There is a common and often fatal mistake producers make when attempting to sell supplemental guaranteed standard issue (GSI) disability income insurance programs: They prematurely introduce voluntary GSI as a viable alternative when their employer-paid GSI proposal is met with resistance. In reality, the favorable case characteristics that support a strong underwriting offer for employer-paid GSI don’t necessarily translate to an equally strong underwriting offer for voluntary GSI.
A time-consuming death
In fact, I have been the architect on many employer-paid GSI cases where the producer prematurely goes in the direction of voluntary GSI and the case ultimately dies an awkward and time-consuming death. Although misguided, this reaction is understandable, as the producer is simply trying to rescue his or her case. With a little more research early on, however, these outcomes can be easily avoided.
In the example above, the genesis of the problem was likely the manner in which the producer introduced the concept of a supplemental disability plan. In his early conversations with the employer he set the wrong expectation. Inexperienced GSI producers often fail to perform a thorough evaluation of census data and other factors with the insurance company GSI team before setting expectations with the employer. The four critical characteristics of a good voluntary GSI case are:
1. Strong demographics. The essentials include favorable industry, ages, incomes, occupational risks, male/female ratio, other coverage details and locations.
2. Producer experience in successfully selling and implementing voluntary individual products.
3. Strong and proactive employer support to promote among eligible employees.
4. An experienced insurance company marketing support team.
The first characteristic, strong demographics, is usually well documented in the published GSI underwriting guidelines of carriers seeking GSI business. The other three characteristics generally get minimal attention until the producer is faced with a recalcitrant employer. This is clearly the wrong time for an education.
The determination of whether a voluntary GSI plan offer was successful is based upon achievement of its participation targets. Factors that impact participation success include:
? The value of guarantee issue DI. Consumers who’ve never experienced a detailed medical and financial underwriting process (and the resulting limitation or declination) often do not understand this. Voluntary GSI has to be sold one person at a time, just like regular DI.
? High wage earners rarely perceive a risk and are not internally motivated to protect their income, particularly if at their own expense.
? Women can be more difficult to “close” than men.

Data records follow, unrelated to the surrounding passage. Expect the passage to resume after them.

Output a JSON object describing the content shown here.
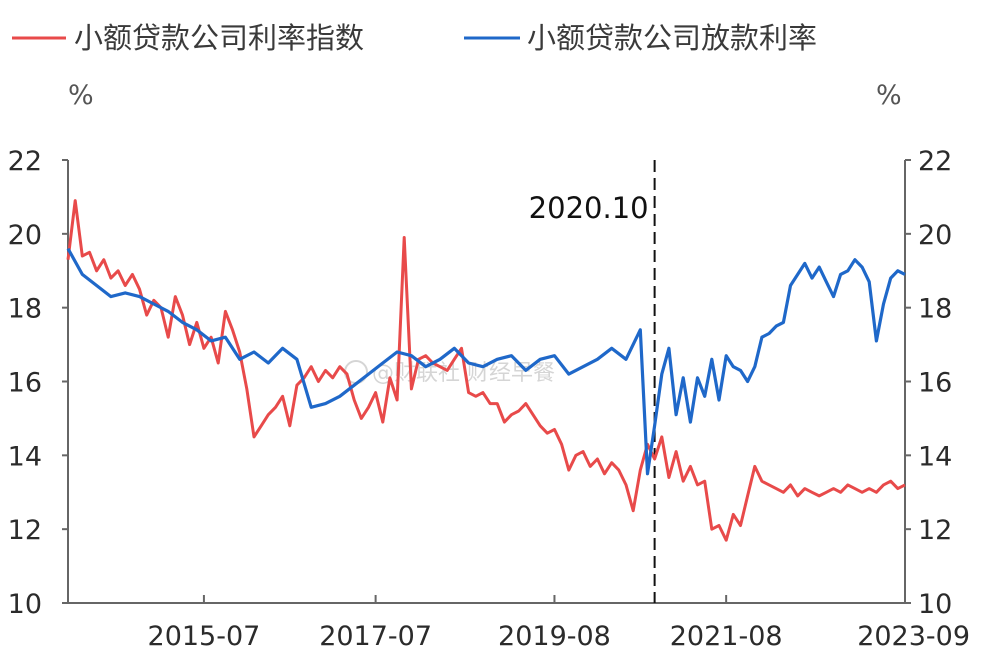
{
  "chart_data": {
    "type": "line",
    "title": "",
    "left_unit": "%",
    "right_unit": "%",
    "ylim": [
      10,
      22
    ],
    "yticks": [
      10,
      12,
      14,
      16,
      18,
      20,
      22
    ],
    "xlim": [
      "2013-12",
      "2023-09"
    ],
    "xticks": [
      "2015-07",
      "2017-07",
      "2019-08",
      "2021-08",
      "2023-09"
    ],
    "annotation": {
      "label": "2020.10",
      "x": "2020-10"
    },
    "watermark": "@财联社 财经早餐",
    "legend_position": "top",
    "series": [
      {
        "name": "小额贷款公司利率指数",
        "color": "#e84a4a",
        "x": [
          "2013-12",
          "2014-01",
          "2014-02",
          "2014-03",
          "2014-04",
          "2014-05",
          "2014-06",
          "2014-07",
          "2014-08",
          "2014-09",
          "2014-10",
          "2014-11",
          "2014-12",
          "2015-01",
          "2015-02",
          "2015-03",
          "2015-04",
          "2015-05",
          "2015-06",
          "2015-07",
          "2015-08",
          "2015-09",
          "2015-10",
          "2015-11",
          "2015-12",
          "2016-01",
          "2016-02",
          "2016-03",
          "2016-04",
          "2016-05",
          "2016-06",
          "2016-07",
          "2016-08",
          "2016-09",
          "2016-10",
          "2016-11",
          "2016-12",
          "2017-01",
          "2017-02",
          "2017-03",
          "2017-04",
          "2017-05",
          "2017-06",
          "2017-07",
          "2017-08",
          "2017-09",
          "2017-10",
          "2017-11",
          "2017-12",
          "2018-01",
          "2018-02",
          "2018-03",
          "2018-04",
          "2018-05",
          "2018-06",
          "2018-07",
          "2018-08",
          "2018-09",
          "2018-10",
          "2018-11",
          "2018-12",
          "2019-01",
          "2019-02",
          "2019-03",
          "2019-04",
          "2019-05",
          "2019-06",
          "2019-07",
          "2019-08",
          "2019-09",
          "2019-10",
          "2019-11",
          "2019-12",
          "2020-01",
          "2020-02",
          "2020-03",
          "2020-04",
          "2020-05",
          "2020-06",
          "2020-07",
          "2020-08",
          "2020-09",
          "2020-10",
          "2020-11",
          "2020-12",
          "2021-01",
          "2021-02",
          "2021-03",
          "2021-04",
          "2021-05",
          "2021-06",
          "2021-07",
          "2021-08",
          "2021-09",
          "2021-10",
          "2021-11",
          "2021-12",
          "2022-01",
          "2022-02",
          "2022-03",
          "2022-04",
          "2022-05",
          "2022-06",
          "2022-07",
          "2022-08",
          "2022-09",
          "2022-10",
          "2022-11",
          "2022-12",
          "2023-01",
          "2023-02",
          "2023-03",
          "2023-04",
          "2023-05",
          "2023-06",
          "2023-07",
          "2023-08",
          "2023-09"
        ],
        "values": [
          19.3,
          20.9,
          19.4,
          19.5,
          19.0,
          19.3,
          18.8,
          19.0,
          18.6,
          18.9,
          18.5,
          17.8,
          18.2,
          18.0,
          17.2,
          18.3,
          17.8,
          17.0,
          17.6,
          16.9,
          17.2,
          16.5,
          17.9,
          17.4,
          16.8,
          15.8,
          14.5,
          14.8,
          15.1,
          15.3,
          15.6,
          14.8,
          15.9,
          16.1,
          16.4,
          16.0,
          16.3,
          16.1,
          16.4,
          16.2,
          15.5,
          15.0,
          15.3,
          15.7,
          14.9,
          16.1,
          15.5,
          19.9,
          15.8,
          16.6,
          16.7,
          16.5,
          16.4,
          16.3,
          16.6,
          16.9,
          15.7,
          15.6,
          15.7,
          15.4,
          15.4,
          14.9,
          15.1,
          15.2,
          15.4,
          15.1,
          14.8,
          14.6,
          14.7,
          14.3,
          13.6,
          14.0,
          14.1,
          13.7,
          13.9,
          13.5,
          13.8,
          13.6,
          13.2,
          12.5,
          13.6,
          14.3,
          13.9,
          14.5,
          13.4,
          14.1,
          13.3,
          13.7,
          13.2,
          13.3,
          12.0,
          12.1,
          11.7,
          12.4,
          12.1,
          12.9,
          13.7,
          13.3,
          13.2,
          13.1,
          13.0,
          13.2,
          12.9,
          13.1,
          13.0,
          12.9,
          13.0,
          13.1,
          13.0,
          13.2,
          13.1,
          13.0,
          13.1,
          13.0,
          13.2,
          13.3,
          13.1,
          13.2
        ],
        "x_explicit_note": "",
        "x2": []
      },
      {
        "name": "小额贷款公司放款利率",
        "color": "#1f68c9",
        "x": [
          "2013-12",
          "2014-02",
          "2014-04",
          "2014-06",
          "2014-08",
          "2014-10",
          "2014-12",
          "2015-02",
          "2015-04",
          "2015-06",
          "2015-08",
          "2015-10",
          "2015-12",
          "2016-02",
          "2016-04",
          "2016-06",
          "2016-08",
          "2016-10",
          "2016-12",
          "2017-02",
          "2017-04",
          "2017-06",
          "2017-08",
          "2017-10",
          "2017-12",
          "2018-02",
          "2018-04",
          "2018-06",
          "2018-08",
          "2018-10",
          "2018-12",
          "2019-02",
          "2019-04",
          "2019-06",
          "2019-08",
          "2019-10",
          "2019-12",
          "2020-02",
          "2020-04",
          "2020-06",
          "2020-08",
          "2020-09",
          "2020-10",
          "2020-11",
          "2020-12",
          "2021-01",
          "2021-02",
          "2021-03",
          "2021-04",
          "2021-05",
          "2021-06",
          "2021-07",
          "2021-08",
          "2021-09",
          "2021-10",
          "2021-11",
          "2021-12",
          "2022-01",
          "2022-02",
          "2022-03",
          "2022-04",
          "2022-05",
          "2022-06",
          "2022-07",
          "2022-08",
          "2022-09",
          "2022-10",
          "2022-11",
          "2022-12",
          "2023-01",
          "2023-02",
          "2023-03",
          "2023-04",
          "2023-05",
          "2023-06",
          "2023-07",
          "2023-08",
          "2023-09"
        ],
        "values": [
          19.6,
          18.9,
          18.6,
          18.3,
          18.4,
          18.3,
          18.1,
          17.9,
          17.6,
          17.4,
          17.1,
          17.2,
          16.6,
          16.8,
          16.5,
          16.9,
          16.6,
          15.3,
          15.4,
          15.6,
          15.9,
          16.2,
          16.5,
          16.8,
          16.7,
          16.4,
          16.6,
          16.9,
          16.5,
          16.4,
          16.6,
          16.7,
          16.3,
          16.6,
          16.7,
          16.2,
          16.4,
          16.6,
          16.9,
          16.6,
          17.4,
          13.5,
          14.8,
          16.2,
          16.9,
          15.1,
          16.1,
          14.9,
          16.1,
          15.6,
          16.6,
          15.5,
          16.7,
          16.4,
          16.3,
          16.0,
          16.4,
          17.2,
          17.3,
          17.5,
          17.6,
          18.6,
          18.9,
          19.2,
          18.8,
          19.1,
          18.7,
          18.3,
          18.9,
          19.0,
          19.3,
          19.1,
          18.7,
          17.1,
          18.1,
          18.8,
          19.0,
          18.9
        ],
        "x_explicit_note": "",
        "x2": []
      }
    ]
  },
  "colors": {
    "axis": "#666666",
    "annotation_line": "#111111"
  }
}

That’s odd when you consider women experience disability more often than their male counterparts.
? Unless employees are approached multiple times and through different media, they will not appreciate the value of the plan before them. Contact is essential.
? The time and expense associated with effectively selling to employees in multiple locations is beyond the capacity of most producers and has become a highly specialized area of expertise.
? The presence of long-term DI, even when it provides grossly inadequate benefits, is an obstacle and must be properly addressed early on to assure success.
? Employer actions speak louder than words. An involved, proactive employer will make the right voluntary GSI case successful; a distant and uninvolved employer will break even the greatest voluntary GSI case opportunity.
? Aligning with a qualified team of GSI experts can make even a novice producer appear highly qualified to his client.
? Voluntary GSI offers are best introduced to employers with whom you enjoy a strong relationship.
In contrast to the challenges of voluntary GSI, a good employer-paid GSI plan is driven primarily by (1) a strong demographic and (4) an experienced marketing team. A lack of producer experience and/or a minimally involved employer are not necessarily detrimental to the outcome.
In fact, even producers with no experience in disability income insurance can be successful selling and placing employer-paid GSI. But they need to be able to rely on their insurance company’s marketing team for support and expertise throughout the sale process, from leading a conversation with the employer about plan design options to drafting the implementation plan.
Further, with employer-paid GSI plans, there is no ambiguity around the covered class of risk, who will participate, how much benefit will be issued, or individual reasons for participating. The risk is assessed on the basis of the employer making the buying decision for the covered class. The shift from employer decision-making to employee decision-making changes everything about the dynamic, success, and profitability of the case.
A different ball of wax
Disability income insurance has expanded its scope and, in doing so, has become more complicated for the producer. Selling and servicing GSI disability plans (even though the contract used is often the same) is very different from selling and servicing regular, fully underwritten individual disability contracts. And voluntary GSI is likewise very different from employer-paid GSI.
The producer who wants to effectively market employer-sponsored GSI disability plans should either partner with an insurer that specializes in GSI and is willing to educate and support their team or work with another advisor who specializes and has demonstrated experience in voluntary GSI.